I think my doctor is a hero and I once told him so. He’s a geriatrician—a specialist in treating older people—and a rare find.
From what I read, I can guess he earns less than most specialists and has less prestige within his profession, despite his considerable skill and experience. I’m lucky to have him because there’s a tremendous shortage of geriatricians in this country. The United States has only about 7,500 today—that’s roughly one for every 1,600 older Americans—and the situation will get much worse as boomers swell the number of older patients.

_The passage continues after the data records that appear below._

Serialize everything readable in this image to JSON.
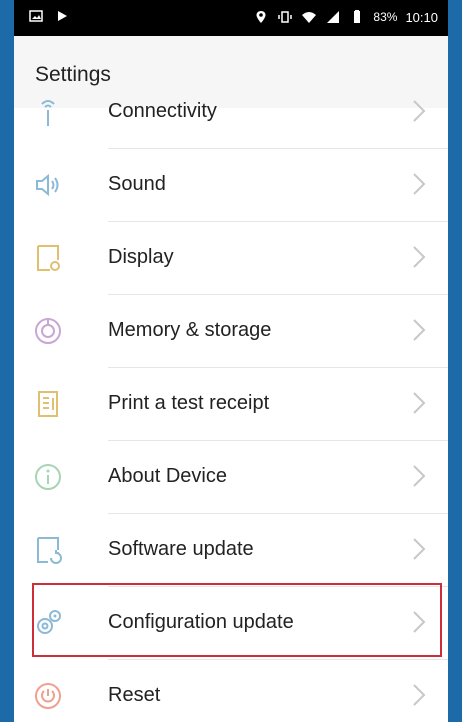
{
  "status_bar": {
    "battery": "83%",
    "time": "10:10"
  },
  "header": {
    "title": "Settings"
  },
  "items": [
    {
      "label": "Connectivity",
      "icon": "connectivity-icon"
    },
    {
      "label": "Sound",
      "icon": "sound-icon"
    },
    {
      "label": "Display",
      "icon": "display-icon"
    },
    {
      "label": "Memory & storage",
      "icon": "memory-storage-icon"
    },
    {
      "label": "Print a test receipt",
      "icon": "receipt-icon"
    },
    {
      "label": "About Device",
      "icon": "info-icon"
    },
    {
      "label": "Software update",
      "icon": "software-update-icon"
    },
    {
      "label": "Configuration update",
      "icon": "config-gear-icon"
    },
    {
      "label": "Reset",
      "icon": "reset-power-icon"
    }
  ],
  "highlight_color": "#cc2f3a",
  "icon_color": "#8bb9d6"
}
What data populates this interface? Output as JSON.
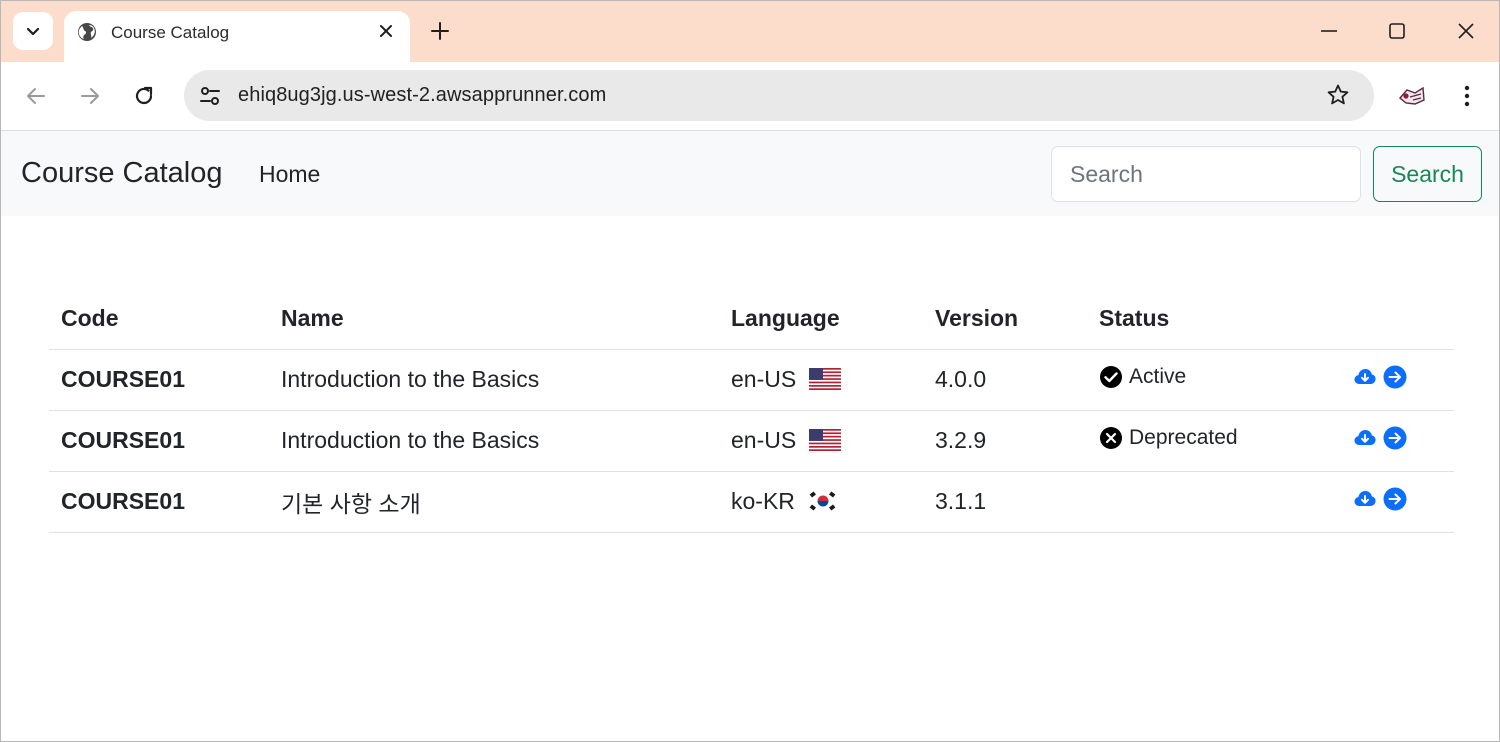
{
  "browser": {
    "tab_title": "Course Catalog",
    "url": "ehiq8ug3jg.us-west-2.awsapprunner.com",
    "accent_color": "#fcdcca"
  },
  "navbar": {
    "brand": "Course Catalog",
    "home_link": "Home",
    "search_placeholder": "Search",
    "search_button": "Search",
    "search_button_color": "#198754"
  },
  "table": {
    "headers": [
      "Code",
      "Name",
      "Language",
      "Version",
      "Status"
    ],
    "rows": [
      {
        "code": "COURSE01",
        "name": "Introduction to the Basics",
        "language": "en-US",
        "flag": "us-flag",
        "version": "4.0.0",
        "status": "Active",
        "status_icon": "check-circle-icon"
      },
      {
        "code": "COURSE01",
        "name": "Introduction to the Basics",
        "language": "en-US",
        "flag": "us-flag",
        "version": "3.2.9",
        "status": "Deprecated",
        "status_icon": "x-circle-icon"
      },
      {
        "code": "COURSE01",
        "name": "기본 사항 소개",
        "language": "ko-KR",
        "flag": "kr-flag",
        "version": "3.1.1",
        "status": "",
        "status_icon": ""
      }
    ],
    "action_icons": [
      "cloud-download-icon",
      "arrow-right-circle-icon"
    ],
    "action_color": "#0d6efd"
  }
}
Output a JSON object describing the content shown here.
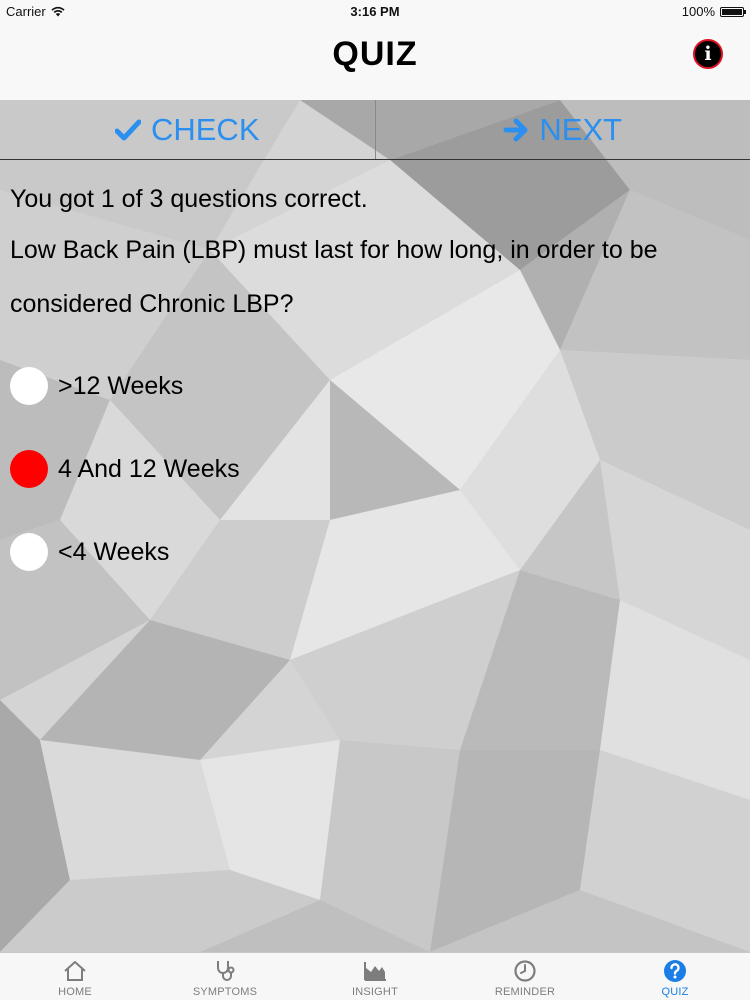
{
  "status_bar": {
    "carrier": "Carrier",
    "time": "3:16 PM",
    "battery": "100%"
  },
  "nav": {
    "title": "QUIZ",
    "info_icon": "info-icon"
  },
  "toolbar": {
    "check_label": "CHECK",
    "check_icon": "checkmark-icon",
    "next_label": "NEXT",
    "next_icon": "arrow-right-icon",
    "accent_color": "#2b8ff0"
  },
  "quiz": {
    "score_text": "You got 1 of 3 questions correct.",
    "question": "Low Back Pain (LBP) must last for how long, in order to be considered Chronic LBP?",
    "options": [
      {
        "label": ">12 Weeks",
        "selected": false
      },
      {
        "label": "4 And 12 Weeks",
        "selected": true
      },
      {
        "label": "<4 Weeks",
        "selected": false
      }
    ],
    "selected_color": "#ff0000"
  },
  "tabs": [
    {
      "label": "HOME",
      "icon": "home-icon",
      "active": false
    },
    {
      "label": "SYMPTOMS",
      "icon": "stethoscope-icon",
      "active": false
    },
    {
      "label": "INSIGHT",
      "icon": "area-chart-icon",
      "active": false
    },
    {
      "label": "REMINDER",
      "icon": "clock-icon",
      "active": false
    },
    {
      "label": "QUIZ",
      "icon": "question-icon",
      "active": true
    }
  ],
  "colors": {
    "tab_active": "#1a7ee6",
    "tab_inactive": "#7d7d7d"
  }
}
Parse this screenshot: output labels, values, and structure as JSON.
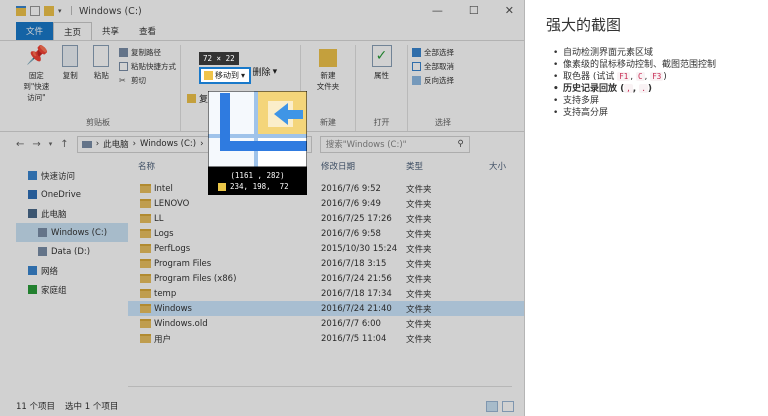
{
  "explorer": {
    "title": "Windows (C:)",
    "tabs": [
      "文件",
      "主页",
      "共享",
      "查看"
    ],
    "ribbon": {
      "pin_label": "固定到\"快速访问\"",
      "copy_label": "复制",
      "paste_label": "粘贴",
      "copy_path_label": "复制路径",
      "paste_shortcut_label": "粘贴快捷方式",
      "cut_label": "剪切",
      "clipboard_group": "剪贴板",
      "move_to_label": "移动到",
      "delete_label": "删除",
      "copy_to_label": "复制到",
      "new_folder_label": "新建\n文件夹",
      "new_group": "新建",
      "properties_label": "属性",
      "open_group": "打开",
      "select_all_label": "全部选择",
      "select_none_label": "全部取消",
      "invert_selection_label": "反向选择",
      "select_group": "选择"
    },
    "address": {
      "crumbs": [
        "此电脑",
        "Windows (C:)"
      ],
      "search_placeholder": "搜索\"Windows (C:)\""
    },
    "nav": [
      {
        "label": "快速访问",
        "selected": false,
        "child": false
      },
      {
        "label": "OneDrive",
        "selected": false,
        "child": false
      },
      {
        "label": "此电脑",
        "selected": false,
        "child": false
      },
      {
        "label": "Windows (C:)",
        "selected": true,
        "child": true
      },
      {
        "label": "Data (D:)",
        "selected": false,
        "child": true
      },
      {
        "label": "网络",
        "selected": false,
        "child": false
      },
      {
        "label": "家庭组",
        "selected": false,
        "child": false
      }
    ],
    "columns": {
      "name": "名称",
      "date": "修改日期",
      "type": "类型",
      "size": "大小"
    },
    "files": [
      {
        "name": "Intel",
        "date": "2016/7/6 9:52",
        "type": "文件夹"
      },
      {
        "name": "LENOVO",
        "date": "2016/7/6 9:49",
        "type": "文件夹"
      },
      {
        "name": "LL",
        "date": "2016/7/25 17:26",
        "type": "文件夹"
      },
      {
        "name": "Logs",
        "date": "2016/7/6 9:58",
        "type": "文件夹"
      },
      {
        "name": "PerfLogs",
        "date": "2015/10/30 15:24",
        "type": "文件夹"
      },
      {
        "name": "Program Files",
        "date": "2016/7/18 3:15",
        "type": "文件夹"
      },
      {
        "name": "Program Files (x86)",
        "date": "2016/7/24 21:56",
        "type": "文件夹"
      },
      {
        "name": "temp",
        "date": "2016/7/18 17:34",
        "type": "文件夹"
      },
      {
        "name": "Windows",
        "date": "2016/7/24 21:40",
        "type": "文件夹",
        "selected": true
      },
      {
        "name": "Windows.old",
        "date": "2016/7/7 6:00",
        "type": "文件夹"
      },
      {
        "name": "用户",
        "date": "2016/7/5 11:04",
        "type": "文件夹"
      }
    ],
    "status": {
      "count": "11 个项目",
      "selected": "选中 1 个项目"
    }
  },
  "capture": {
    "size_label": "72 × 22",
    "coords": "(1161 , 282)",
    "rgb": "234, 198,  72",
    "swatch_color": "#eac648"
  },
  "description": {
    "title": "强大的截图",
    "items": [
      {
        "text": "自动检测界面元素区域"
      },
      {
        "text": "像素级的鼠标移动控制、截图范围控制"
      },
      {
        "prefix": "取色器 (试试 ",
        "keys": [
          "F1",
          "C",
          "F3"
        ],
        "suffix": ")"
      },
      {
        "prefix": "历史记录回放 (",
        "keys": [
          ",",
          "."
        ],
        "suffix": ")",
        "bold": true
      },
      {
        "text": "支持多屏"
      },
      {
        "text": "支持高分屏"
      }
    ]
  }
}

Most doctors aren’t trained in geriatrics and don’t know much about treating elders. That’s a shame because older people are different from the young and the middle aged. For one thing, our symptoms may not be the same. A heart attack usually causes crushing chest pain in younger adults, but if I have a heart attack, I may simply feel extremely tired, confused and short of breath. If I develop pneumonia, the first indication might be not a fever but a fall—a sign that the disease has weakened me.
Older adults also react differently to drugs: we’re more sensitive to medications, especially after 85. (I’m not there yet, but with luck l will be.) If my daughter takes a sleeping pill, its effects will generally wear off in eight hours, but if I take one in the not-so-distant future, I may feel groggy for as long as 96 hours—that’s four days! Add to this the fact that many elders take a slew of medications that can interact, and it’s no wonder so many are hospitalized because of adverse reactions to drugs.
Why are there so few geriatricians? One reason is that when medical schools offer courses in geriatrics, they seldom require students to take them. Given the choice, fewer than 3 percent of students enroll in the courses, according to the American Association of Medical Colleges.
Potential income partly explains that. Geriatrics is one of the lowest-paid specialties because insurers, including Medicare, spend much more for procedures than they do for a doctor’s time. They assume physicians can get their patients in and out in 15 minutes and they pay accordingly. But it often takes more than 15 minutes to treat an older individual who has several disorders, so geriatricians see fewer patients and earn less. You can hardly blame young doctors for choosing higher-paying specialties—most graduate from med school deeply in debt.
Geriatrics is also short on prestige. Doctors with whopping incomes who do high-tech medicine have more status in the medical profession.
And ageism plays a role. Researchers report that many medical students have a poor opinion of patients my age and are convinced it will be depressing to treat us. According to at least one study, this is an idea they acquire in their third and fourth years, gleaned from what they’re told by the doctors who train them. The students come away assuming elders will be not only difficult but unrewarding to treat, that most are senile and/or have a poor prognosis, and that, in any case, certain diseases are inevitable in old age.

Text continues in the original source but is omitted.